Imam Shamsi mencoba menelusuri beberapa kitab rujukan, mencari pendapat pada ulama. Dia pun menemukan beberapa penjelasan yang disampaikan oleh para Ulama kita.
Satu di antaranya adalah Imam an-Nawawi misalnya berkata, “ganjaran haji mabrur itu bukan sekedar menghapuskan dosa. Pemahaman paling benar adalah bahwa Haji mabrur itu adalah Haji yang tidak dicampuri dengan dosa. Kata ini diambil dari “Al-birr” yang artinya kebaikan”. (Jalaluddin As-Suyuthi, syarha Sunan An-Nasa’i).
Pernyataan An-Nawawi maupun pernyataan para ulama lainnya sekadar menyampaikan penekanan tentang pahala haji mabrur. Tapi tidak memberikan definisi khusus tentang haji mabrur itu. Mereka menekankan bahwa haji mabrur adalah Haji yang telah dilaksanakan secara sempurna sesuai tuntunan Alquran dan as-Sunnah.
"Saya lebih tertarik sebenarnya untuk menyampaikan dua hadits yang justru lebih mu’tabar (menjadi rujukan) sebagai rujukan untuk mendefenisikan haji mabrur ini,"jelas dia.

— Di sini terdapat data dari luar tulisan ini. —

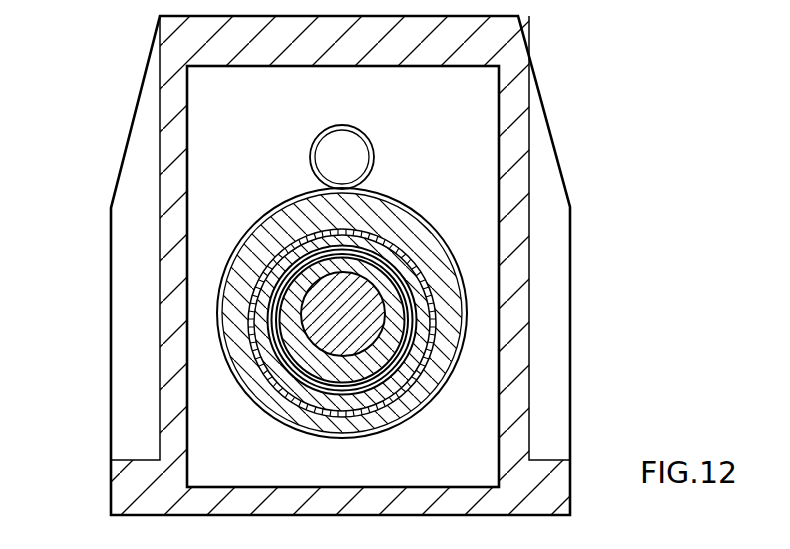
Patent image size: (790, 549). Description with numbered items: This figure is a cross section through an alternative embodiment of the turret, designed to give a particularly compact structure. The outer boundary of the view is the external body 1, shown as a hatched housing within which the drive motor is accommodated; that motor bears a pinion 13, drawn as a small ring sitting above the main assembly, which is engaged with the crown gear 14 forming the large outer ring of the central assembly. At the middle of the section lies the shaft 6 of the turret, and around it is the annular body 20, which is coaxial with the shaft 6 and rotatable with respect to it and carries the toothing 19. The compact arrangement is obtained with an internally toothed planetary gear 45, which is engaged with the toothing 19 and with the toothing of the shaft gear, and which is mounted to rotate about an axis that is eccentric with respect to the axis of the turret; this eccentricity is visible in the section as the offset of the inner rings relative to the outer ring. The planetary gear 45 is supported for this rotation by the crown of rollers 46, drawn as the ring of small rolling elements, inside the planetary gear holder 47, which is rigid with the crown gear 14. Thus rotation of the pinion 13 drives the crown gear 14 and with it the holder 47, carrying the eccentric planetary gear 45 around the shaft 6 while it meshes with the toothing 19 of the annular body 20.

Pertama, diriwayatkan oleh Al-Hakim, bahwa Rasulullah SAW menjawab pertanyaan seorang sahabat: “apa haji mabrur itu wahai Rasulullah? Beliau menjawa: اطعام الطعام وطيب الكلام (memberi makan dan berbicara yang baik).
Kedua, habits Imam Ahmad dalam musnadnya: “para sahabat bertanya: apa haji mabrur wahai Rasulullah? Beliau menjawab: اطعام الطعام وافشاء السلام (memberi makan dan menyebarkan salam).
Dari dua hadits di atas, Rasulullah seolah mendefenisikan tentang Haji mabrur dengan tiga hal, pertama, memberikan makan. Kedua, berkata yang baik. Dan ketiga menebarkan perdamaian.
“haji mabrur itu adalah haji yang menjadikan pelakunya semakin dermawan, berakhlak mulia dan mampu menciptakan kedamaian dalam kehidupan manusia," ujar Imam Shamsi.